Sammon Says – Mounted Heads

November 1st, 2008 by John Sammon

A bizarre event I covered as a reporter a few years back was a big-game-hunting convention in Reno, Nevada. Two celebrities were there, former president George Bush (senior), and General Norman Schwarzkopf, commander of Desert Storm.

Held every year, the convention promotes the hunting of exotic game, animals you may never of heard of, because they’re so rare. I’m not necessarily against hunting, the dinner table of the frontier, pioneer American heritage and all that.

But I was totally unprepared for the sickening spectacle of two famous men shadowed by a crowd of 200 sycophants, security officers, and members of the media, including myself. Wherever Bush and Schwarzkopf went, that’s where we followed, like a pack of hungry hyenas.

The heads of exotic animals were mounted all over the walls of the cavernous hall.

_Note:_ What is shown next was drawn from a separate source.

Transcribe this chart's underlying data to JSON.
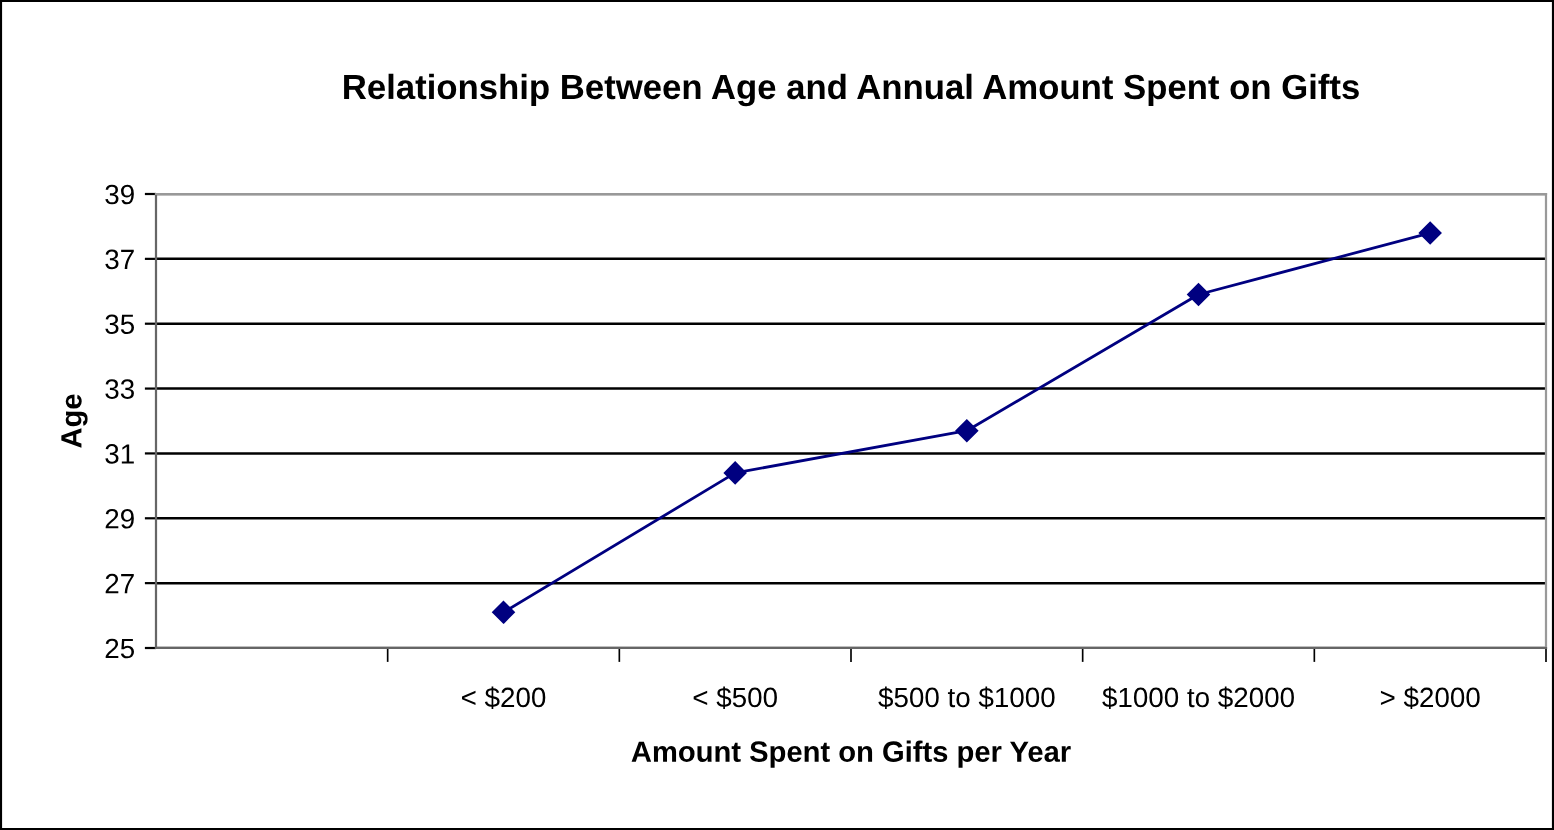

In a display booth was a picture of a guy leaning down, posing with a rare ibex he had just shot at the 14,000-foot level of some Andean peak. This had to be the last ibex left anywhere in the Southern Hemisphere, and he had shot it and was evidently proud. The guy looked like one of those rich, Spanish men of leisure who would have a name such as Alehandro de la vega el centro Jules.
I came to the conclusion he was either a phony using his money to play Ernest Hemingway, or had a kinky sexual hang-up about shooting and mounting rare heads.

This was obviously a rich man’s sport. In limp justification, a sign announced that some of the meat taken would be donated to the poor. When was the last time you were offered an ibex hamburger?

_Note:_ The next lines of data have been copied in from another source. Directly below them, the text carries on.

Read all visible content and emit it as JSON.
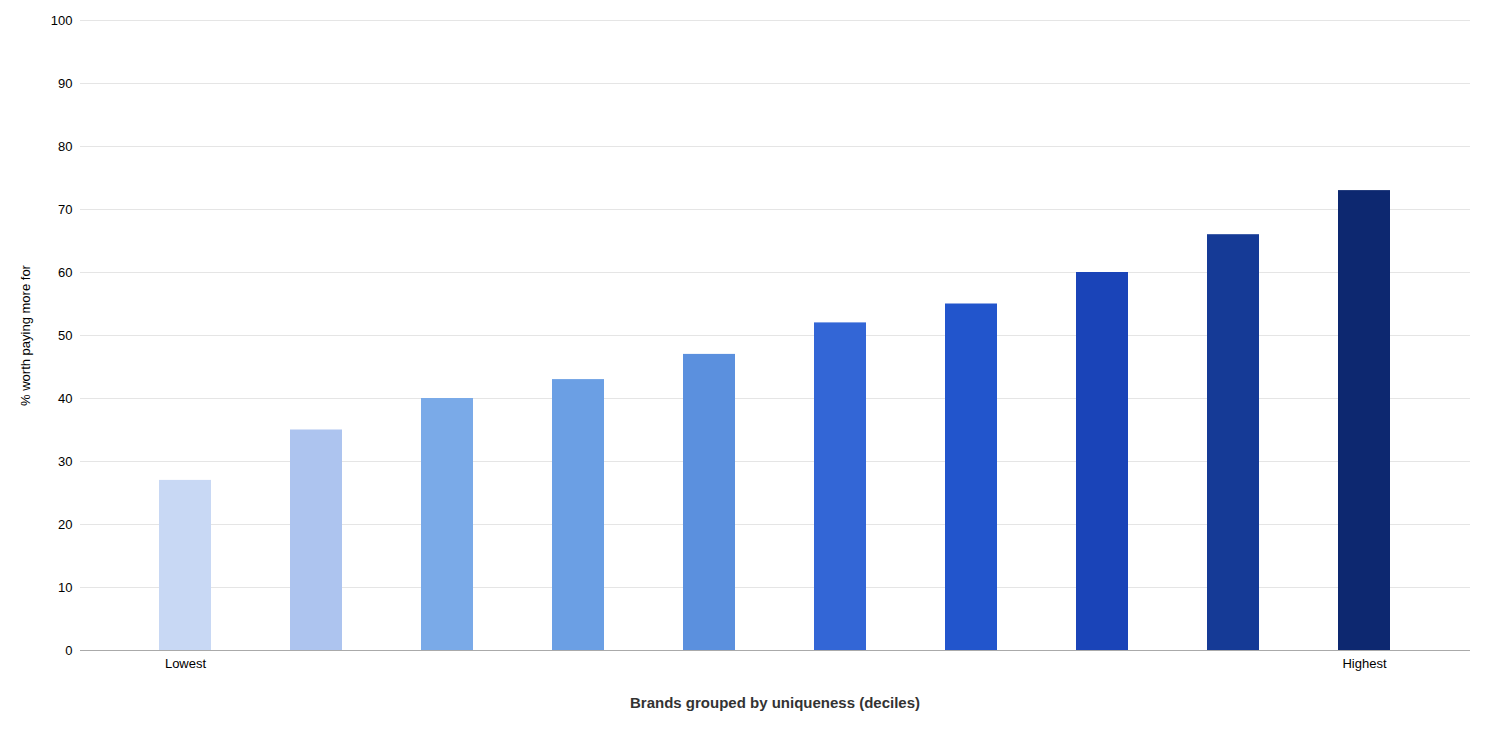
{
  "chart_data": {
    "type": "bar",
    "categories": [
      "Lowest",
      null,
      null,
      null,
      null,
      null,
      null,
      null,
      null,
      "Highest"
    ],
    "values": [
      27,
      35,
      40,
      43,
      47,
      52,
      55,
      60,
      66,
      73
    ],
    "colors": [
      "#c8d8f4",
      "#adc4ef",
      "#7aaae8",
      "#6b9fe4",
      "#5b90de",
      "#3366d6",
      "#2255cc",
      "#1a44b8",
      "#153a96",
      "#0d2870"
    ],
    "xlabel": "Brands grouped by uniqueness (deciles)",
    "ylabel": "% worth paying more for",
    "ylim": [
      0,
      100
    ],
    "yticks": [
      0,
      10,
      20,
      30,
      40,
      50,
      60,
      70,
      80,
      90,
      100
    ],
    "grid": true
  }
}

Bush and Norman were tight-lipped, exchanging a few stilted pleasantries with hucksters at their booths. From one we learned we could hunt a rare hedgehog on an island called K-12 in the Andaman Sea, wherever that is, if we’re willing to pay thousands of dollars.

“Hi, general.” I inched closer. “Do you like to hunt?”
Schwarzkopf turned and peered at me, seeming surprised. “Sometimes,” he answered quietly.

A dopey-looking, baby-faced punk security guard in a uniform with a badge, who bore a resemblance to Richie Cunningham on the old “Happy Days” TV show, angrily pushed forward and said, “You’re not supposed to ask for comments.”

“I just did,” I replied with contempt.

I believe that Richie, a low-ranking convention cop enraptured by imagined power, wanted to summarily arrest me, throw me in a cell, and whip me about the face with a length of hose. But this wasn’t Bolivia (another favored hunting place). He couldn’t do it. So he stood by impotent, and fumed.

I didn’t push my luck. I never dared talk to Bush.
I felt sorry for Bush and Norman, recipients of fame, but also prisoners of it, their every word and move subject to scrutiny, paraded around like a couple of freaks. Rather than hunt rare animals, I thought they ought to stay home and take up chess.